Film Blasphemy: Black Swan

Dan Leigh 30 January 2014

Darren Aronofsky’s psychological thriller Black Swan continues to baffle me, but not because it is “complex” and “weird”. It took 2010/11 by storm, won an Academy Award and received widespread critical praise, despite being absolute rubbish. Total, go-back-to-film-school rubbish. I cannot emphasise enough how bad a film Black Swan is. So why does no one else seem to think so?

Black Swan is unremarkable and obvious. A woman has a nervous breakdown. That is it. This in itself does not constitute a complex psychological portrait of a person, but this is all we get. She does hallucinate, but save one moment towards the end the lines between reality and hallucination are abundantly clear. And just in case this was too subtle for everyone, Aronofsky has Mila Kunis personify the black swan in perpetual black dress, while Natalie Portman wears white. I wonder what this colour-symbolism signifies. Natalie Portman won an Oscar for her portrayal of Nina Sayers, a performance that consisted of crying a bit, whinging a bit, masturbating a bit, and turning into a swan a bit. Her character was so flat and boring that I had no interest in what I knew was going to happen to her from the very title of the film.
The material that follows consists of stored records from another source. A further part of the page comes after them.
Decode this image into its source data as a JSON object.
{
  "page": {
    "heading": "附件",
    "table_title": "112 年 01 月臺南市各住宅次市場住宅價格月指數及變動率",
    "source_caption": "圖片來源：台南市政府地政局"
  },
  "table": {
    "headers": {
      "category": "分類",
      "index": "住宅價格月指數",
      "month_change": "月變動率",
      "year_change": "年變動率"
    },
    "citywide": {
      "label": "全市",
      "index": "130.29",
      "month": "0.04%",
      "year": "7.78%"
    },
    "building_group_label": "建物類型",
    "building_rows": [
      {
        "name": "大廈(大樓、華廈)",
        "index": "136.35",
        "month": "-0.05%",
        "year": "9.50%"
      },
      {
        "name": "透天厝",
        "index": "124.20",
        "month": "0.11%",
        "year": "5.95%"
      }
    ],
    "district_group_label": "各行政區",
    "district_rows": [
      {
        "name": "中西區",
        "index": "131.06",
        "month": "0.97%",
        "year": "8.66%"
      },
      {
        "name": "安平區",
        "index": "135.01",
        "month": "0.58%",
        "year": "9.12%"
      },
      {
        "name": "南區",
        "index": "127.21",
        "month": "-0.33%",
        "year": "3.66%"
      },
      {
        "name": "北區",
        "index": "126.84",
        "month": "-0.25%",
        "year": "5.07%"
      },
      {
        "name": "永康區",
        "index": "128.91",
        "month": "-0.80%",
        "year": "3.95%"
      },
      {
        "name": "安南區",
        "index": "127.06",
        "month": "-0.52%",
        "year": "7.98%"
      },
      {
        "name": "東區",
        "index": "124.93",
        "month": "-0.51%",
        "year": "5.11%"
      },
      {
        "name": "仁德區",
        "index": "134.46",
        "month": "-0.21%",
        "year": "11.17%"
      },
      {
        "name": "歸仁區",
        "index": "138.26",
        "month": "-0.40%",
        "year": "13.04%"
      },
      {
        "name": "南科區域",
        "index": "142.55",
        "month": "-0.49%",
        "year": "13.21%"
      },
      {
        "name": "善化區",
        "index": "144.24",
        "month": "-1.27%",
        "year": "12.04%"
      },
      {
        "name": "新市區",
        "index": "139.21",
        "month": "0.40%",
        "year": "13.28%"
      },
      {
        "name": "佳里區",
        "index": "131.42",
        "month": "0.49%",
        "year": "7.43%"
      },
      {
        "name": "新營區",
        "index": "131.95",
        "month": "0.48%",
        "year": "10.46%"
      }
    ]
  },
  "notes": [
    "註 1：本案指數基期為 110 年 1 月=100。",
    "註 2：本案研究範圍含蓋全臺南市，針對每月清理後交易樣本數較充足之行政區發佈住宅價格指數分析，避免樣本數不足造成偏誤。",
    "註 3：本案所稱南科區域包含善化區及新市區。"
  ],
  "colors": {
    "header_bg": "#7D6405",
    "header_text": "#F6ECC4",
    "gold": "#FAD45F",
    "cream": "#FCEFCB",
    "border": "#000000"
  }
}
How on earth she beat Jennifer Lawrence in Winter’s Bone to the award I will never know.

The scares are cheap and clichéd (good examples of ‘cattle-prod cinema’) and the special effects are awful (Portman’s transformation into a swan was laughable). There are some genuinely mindboggling films out there: try anything by Charlie Kaufman or David Lynch. Black Swan is simply a blatant, unintelligent, boring and poorly made piece of work.